A viagem

Chovia intensamente na rodovia. As janelas do ônibus estavam sendo fustigadas por vários pingos, e boa parte deles acabava no interior do veículo, de forma que sentar na janela não era uma boa opção aos passageiros. Por isso, Regiane optara por sentar-se num dos bancos do fundo do ônibus, onde estava bem seca e tranqüila. Tentava ler um livro, mas a luz fraca e amarela piscava o tempo todo, tornando essa atividade complicada.

Por fim, desistiu da leitura e começou a observar as poltronas. Estavam quase todas vazias, já que a maioria dos passageiros tinha descido na rodoviária de São Francisco de Paula. Agora só havia sobrado ela e mais um passageiro, sentado alguns bancos à frente, além do cobrador, que conversava com o motorista lá na frente.

O outro passageiro pareceu notar isso. Levantou-se de seu lugar e foi até onde ela estava. Era um homem alto, com cabelo castanho ondulado e olhos azuis.

-Será que posso sentar aqui? Lá na frente está chovendo mais do que lá fora. – Ele perguntou tentando parecer despreocupado.

-Fique a vontade. – Ela respondeu docemente.

-Então... O que uma moça bonita como você faz sozinha num ônibus, num dia de chuva desses?

-Viaja. – Ela retrucou.

Ele riu de forma sonsa.

-E não tem ninguém esperando por você na rodoviária não?

-Não.

Ele continuou sorrindo, avaliando os traços da moça, que devia ter uns vinte anos e tinha cabelos ruivos na altura dos ombros, ondulados, emoldurando o rosto de traços delicados e pele clara, onde dois olhos verdes estavam incrustados como se fossem um par de esmeraldas.

“Hoje eu tirei a sorte grande...”, ele pensou, antes de se voltar para ela outra vez.

Cerca de meia hora depois, o ônibus chegava a sua última parada. O cobrador parou ao lado da porta, esperando que os dois últimos passageiros saíssem. A moça veio primeiro. Entregou a passagem, sorridente.

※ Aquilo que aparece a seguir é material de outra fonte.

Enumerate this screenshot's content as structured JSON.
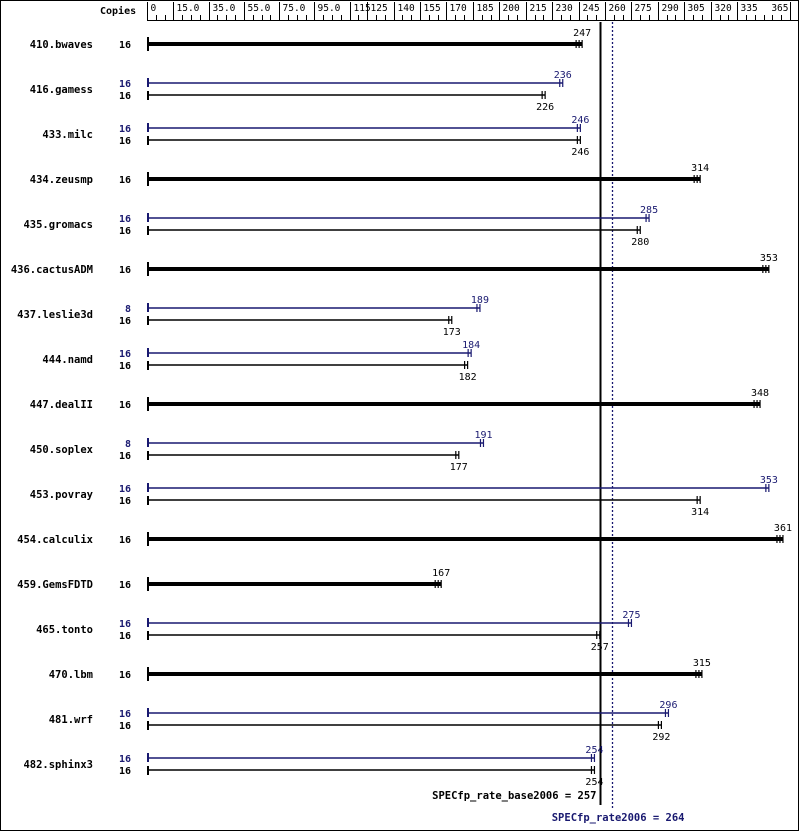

-Moça... Sua calça está suja. – Ele apontou para uma pequena mancha vermelha no topo da coxa dela.

-Ah... Pois é... Aqueles dias. – Ela fez uma careta.

-Ah... Desculpe. – Ele sorriu constrangido.

Ela seguiu em frente, dando passou largos pela rodoviária que já estava bastante escura.

O cobrador sorriu, observando ela requebrar sobre o salto alto. Não via uma mulher daquelas todos os dias.

Ainda sorrindo, ficou esperando o outro passageiro. Ficou ali alguns minutos e nada do cara aparecer.

“Droga, esse cara capotou aí atrás?”, pensou, aborrecido, seguindo para a traseira do ônibus, a fim de acordar o homem que, provavelmente, havia adormecido.

Chegou ao banco onde ele estava sentado, com a cabeça virada para o lado. Estava mesmo ferrado no sono, pelo visto.

-Hei, acorda, última parada. – O cobrador sacudiu o homem. A cabeça dele sacudiu molemente e o corpo caiu para o lado lentamente, revelando duas pequenas perfurações no topo do pescoço do passageiro e uma mancha de tamanho bastante considerável no lado esquerdo do peito.

Em estado de choque, o cobrador saiu do ônibus, disposto a encontrar um telefone público para ligar para a polícia.

Enquanto isso, Regiane chegava numa casa antiga, que estava aparentemente abandonada. Quando entrou e acendeu as luzes sentiu-se bem. Os móveis de madeira, antigos, davam um ar todo especial à sala de entrada.

Ela jogou-se no sofá, satisfeita e retirou do bolso um pedaço de carne vermelha, que já não pulsava mais. Sorriu, exibindo para a noite suas presas sujas de sangue. No fim das contas todos eles lhe entregavam não apenas o sangue que lhe fazia sobreviver durante décadas naquela eterna noite de sua existência, mas também o coração, que estaria guardado com ela até que não passasse de um monte de tecido putrefato, sendo comido por vermes e enfim transformado em nada... Como tudo um dia.